Student: James Shumpert
Faculty Mentor: Dr. Paul Dostert

Time: 4:00

Our goal is to analyze various mathematical methods that are used with facial recognition. We will then compare the various methods and explore their uses by creating MATLAB programs.

BREAK - 4:15
Using Data Mining to Place Incoming Freshmen into the Appropriate Math Course

Students: Dylan Bates, James Shumpert, and Jon Moree
Faculty Mentor: Dr. Rachel Manspeaker

Time: 4:30

The purpose of our research was to build off of research conducted by James Shumpert in the spring semester of 2012, which showed that high school GPA and SAT scores do not work effectively as a placement tool in predicting success or failure in college math courses. Over the following summer, Data Mining techniques were used to analyze data from math placement tests. We wanted to discover which pretest questions contributed most to the variation of student data and find interesting and useful patterns to analyze.

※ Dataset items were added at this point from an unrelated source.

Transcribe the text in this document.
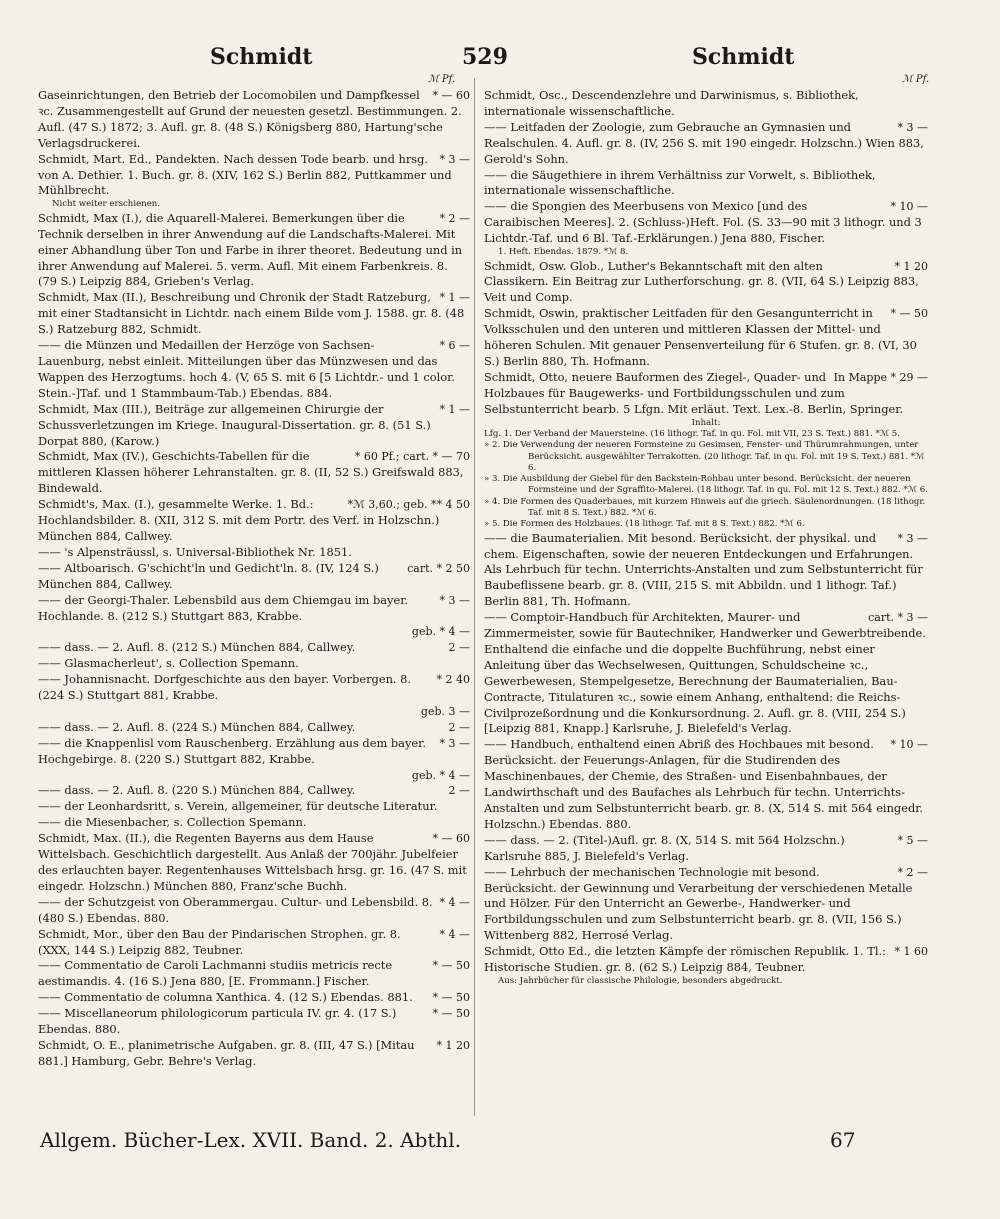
Schmidt	529	Schmidt
ℳ Pf.	ℳ Pf.

* — 60
Gaseinrichtungen, den Betrieb der Locomobilen und Dampfkessel ꝛc. Zusammengestellt auf Grund der neuesten gesetzl. Bestimmungen. 2. Aufl. (47 S.) 1872; 3. Aufl. gr. 8. (48 S.) Königsberg 880, Hartung'sche Verlagsdruckerei.

* 3 —
Schmidt, Mart. Ed., Pandekten. Nach dessen Tode bearb. und hrsg. von A. Dethier. 1. Buch. gr. 8. (XIV, 162 S.) Berlin 882, Puttkammer und Mühlbrecht.

Nicht weiter erschienen.

* 2 —
Schmidt, Max (I.), die Aquarell-Malerei. Bemerkungen über die Technik derselben in ihrer Anwendung auf die Landschafts-Malerei. Mit einer Abhandlung über Ton und Farbe in ihrer theoret. Bedeutung und in ihrer Anwendung auf Malerei. 5. verm. Aufl. Mit einem Farbenkreis. 8. (79 S.) Leipzig 884, Grieben's Verlag.

* 1 —
Schmidt, Max (II.), Beschreibung und Chronik der Stadt Ratzeburg, mit einer Stadtansicht in Lichtdr. nach einem Bilde vom J. 1588. gr. 8. (48 S.) Ratzeburg 882, Schmidt.

* 6 —
—— die Münzen und Medaillen der Herzöge von Sachsen-Lauenburg, nebst einleit. Mitteilungen über das Münzwesen und das Wappen des Herzogtums. hoch 4. (V, 65 S. mit 6 [5 Lichtdr.- und 1 color. Stein.-]Taf. und 1 Stammbaum-Tab.) Ebendas. 884.

* 1 —
Schmidt, Max (III.), Beiträge zur allgemeinen Chirurgie der Schussverletzungen im Kriege. Inaugural-Dissertation. gr. 8. (51 S.) Dorpat 880, (Karow.)

* 60 Pf.; cart. * — 70
Schmidt, Max (IV.), Geschichts-Tabellen für die mittleren Klassen höherer Lehranstalten. gr. 8. (II, 52 S.) Greifswald 883, Bindewald.

*ℳ 3,60.; geb. ** 4 50
Schmidt's, Max. (I.), gesammelte Werke. 1. Bd.: Hochlandsbilder. 8. (XII, 312 S. mit dem Portr. des Verf. in Holzschn.) München 884, Callwey.

—— 's Alpensträussl, s. Universal-Bibliothek Nr. 1851.

cart. * 2 50
—— Altboarisch. G'schicht'ln und Gedicht'ln. 8. (IV, 124 S.) München 884, Callwey.

* 3 —
—— der Georgi-Thaler. Lebensbild aus dem Chiemgau im bayer. Hochlande. 8. (212 S.) Stuttgart 883, Krabbe.

geb. * 4 —

2 —
—— dass. — 2. Aufl. 8. (212 S.) München 884, Callwey.

—— Glasmacherleut', s. Collection Spemann.

* 2 40
—— Johannisnacht. Dorfgeschichte aus den bayer. Vorbergen. 8. (224 S.) Stuttgart 881, Krabbe.

geb. 3 —

2 —
—— dass. — 2. Aufl. 8. (224 S.) München 884, Callwey.

* 3 —
—— die Knappenlisl vom Rauschenberg. Erzählung aus dem bayer. Hochgebirge. 8. (220 S.) Stuttgart 882, Krabbe.

geb. * 4 —

2 —
—— dass. — 2. Aufl. 8. (220 S.) München 884, Callwey.

—— der Leonhardsritt, s. Verein, allgemeiner, für deutsche Literatur.

—— die Miesenbacher, s. Collection Spemann.

* — 60
Schmidt, Max. (II.), die Regenten Bayerns aus dem Hause Wittelsbach. Geschichtlich dargestellt. Aus Anlaß der 700jähr. Jubelfeier des erlauchten bayer. Regentenhauses Wittelsbach hrsg. gr. 16. (47 S. mit eingedr. Holzschn.) München 880, Franz'sche Buchh.

* 4 —
—— der Schutzgeist von Oberammergau. Cultur- und Lebensbild. 8. (480 S.) Ebendas. 880.

* 4 —
Schmidt, Mor., über den Bau der Pindarischen Strophen. gr. 8. (XXX, 144 S.) Leipzig 882, Teubner.

* — 50
—— Commentatio de Caroli Lachmanni studiis metricis recte aestimandis. 4. (16 S.) Jena 880, [E. Frommann.] Fischer.

* — 50
—— Commentatio de columna Xanthica. 4. (12 S.) Ebendas. 881.

* — 50
—— Miscellaneorum philologicorum particula IV. gr. 4. (17 S.) Ebendas. 880.

* 1 20
Schmidt, O. E., planimetrische Aufgaben. gr. 8. (III, 47 S.) [Mitau 881.] Hamburg, Gebr. Behre's Verlag.

Schmidt, Osc., Descendenzlehre und Darwinismus, s. Bibliothek, internationale wissenschaftliche.

* 3 —
—— Leitfaden der Zoologie, zum Gebrauche an Gymnasien und Realschulen. 4. Aufl. gr. 8. (IV, 256 S. mit 190 eingedr. Holzschn.) Wien 883, Gerold's Sohn.

—— die Säugethiere in ihrem Verhältniss zur Vorwelt, s. Bibliothek, internationale wissenschaftliche.

* 10 —
—— die Spongien des Meerbusens von Mexico [und des Caraibischen Meeres]. 2. (Schluss-)Heft. Fol. (S. 33—90 mit 3 lithogr. und 3 Lichtdr.-Taf. und 6 Bl. Taf.-Erklärungen.) Jena 880, Fischer.

1. Heft. Ebendas. 1879. *ℳ 8.

* 1 20
Schmidt, Osw. Glob., Luther's Bekanntschaft mit den alten Classikern. Ein Beitrag zur Lutherforschung. gr. 8. (VII, 64 S.) Leipzig 883, Veit und Comp.

* — 50
Schmidt, Oswin, praktischer Leitfaden für den Gesangunterricht in Volksschulen und den unteren und mittleren Klassen der Mittel- und höheren Schulen. Mit genauer Pensenverteilung für 6 Stufen. gr. 8. (VI, 30 S.) Berlin 880, Th. Hofmann.

In Mappe * 29 —
Schmidt, Otto, neuere Bauformen des Ziegel-, Quader- und Holzbaues für Baugewerks- und Fortbildungsschulen und zum Selbstunterricht bearb. 5 Lfgn. Mit erläut. Text. Lex.-8. Berlin, Springer.

Inhalt:
Lfg. 1. Der Verband der Mauersteine. (16 lithogr. Taf. in qu. Fol. mit VII, 23 S. Text.) 881. *ℳ 5.
» 2. Die Verwendung der neueren Formsteine zu Gesimsen, Fenster- und Thürumrahmungen, unter Berücksicht. ausgewählter Terrakotten. (20 lithogr. Taf. in qu. Fol. mit 19 S. Text.) 881. *ℳ 6.
» 3. Die Ausbildung der Giebel für den Backstein-Rohbau unter besond. Berücksicht. der neueren Formsteine und der Sgraffito-Malerei. (18 lithogr. Taf. in qu. Fol. mit 12 S. Text.) 882. *ℳ 6.
» 4. Die Formen des Quaderbaues, mit kurzem Hinweis auf die griech. Säulenordnungen. (18 lithogr. Taf. mit 8 S. Text.) 882. *ℳ 6.
» 5. Die Formen des Holzbaues. (18 lithogr. Taf. mit 8 S. Text.) 882. *ℳ 6.

* 3 —
—— die Baumaterialien. Mit besond. Berücksicht. der physikal. und chem. Eigenschaften, sowie der neueren Entdeckungen und Erfahrungen. Als Lehrbuch für techn. Unterrichts-Anstalten und zum Selbstunterricht für Baubeflissene bearb. gr. 8. (VIII, 215 S. mit Abbildn. und 1 lithogr. Taf.) Berlin 881, Th. Hofmann.

cart. * 3 —
—— Comptoir-Handbuch für Architekten, Maurer- und Zimmermeister, sowie für Bautechniker, Handwerker und Gewerbtreibende. Enthaltend die einfache und die doppelte Buchführung, nebst einer Anleitung über das Wechselwesen, Quittungen, Schuldscheine ꝛc., Gewerbewesen, Stempelgesetze, Berechnung der Baumaterialien, Bau-Contracte, Titulaturen ꝛc., sowie einem Anhang, enthaltend: die Reichs-Civilprozeßordnung und die Konkursordnung. 2. Aufl. gr. 8. (VIII, 254 S.) [Leipzig 881, Knapp.] Karlsruhe, J. Bielefeld's Verlag.

* 10 —
—— Handbuch, enthaltend einen Abriß des Hochbaues mit besond. Berücksicht. der Feuerungs-Anlagen, für die Studirenden des Maschinenbaues, der Chemie, des Straßen- und Eisenbahnbaues, der Landwirthschaft und des Baufaches als Lehrbuch für techn. Unterrichts-Anstalten und zum Selbstunterricht bearb. gr. 8. (X, 514 S. mit 564 eingedr. Holzschn.) Ebendas. 880.

* 5 —
—— dass. — 2. (Titel-)Aufl. gr. 8. (X, 514 S. mit 564 Holzschn.) Karlsruhe 885, J. Bielefeld's Verlag.

* 2 —
—— Lehrbuch der mechanischen Technologie mit besond. Berücksicht. der Gewinnung und Verarbeitung der verschiedenen Metalle und Hölzer. Für den Unterricht an Gewerbe-, Handwerker- und Fortbildungsschulen und zum Selbstunterricht bearb. gr. 8. (VII, 156 S.) Wittenberg 882, Herrosé Verlag.

* 1 60
Schmidt, Otto Ed., die letzten Kämpfe der römischen Republik. 1. Tl.: Historische Studien. gr. 8. (62 S.) Leipzig 884, Teubner.

Aus: Jahrbücher für classische Philologie, besonders abgedruckt.

Allgem. Bücher-Lex. XVII. Band. 2. Abthl.	67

Overall, the clustering scheme we employed did a good job of clustering students and even predicting success in the next placement test. When Item Response Theory is used in combination with previous analysis, it becomes clearer as to which questions helped differentiate between students of different levels and which did not. This could be used to create a better placement test in the future, possibly emulating those of other universities, creating random questions that differentiate between students of high and low ability, and will ultimately place incoming freshmen into the appropriate math class.

 

Coming out: A fight against history.

Student: Lauren Brailsford
Faculty Mentor: Dr. Tracey Welborn

Time: 5:00

The research tells the steps of the coming out process, and how history has always held a negative attitude toward such orientation.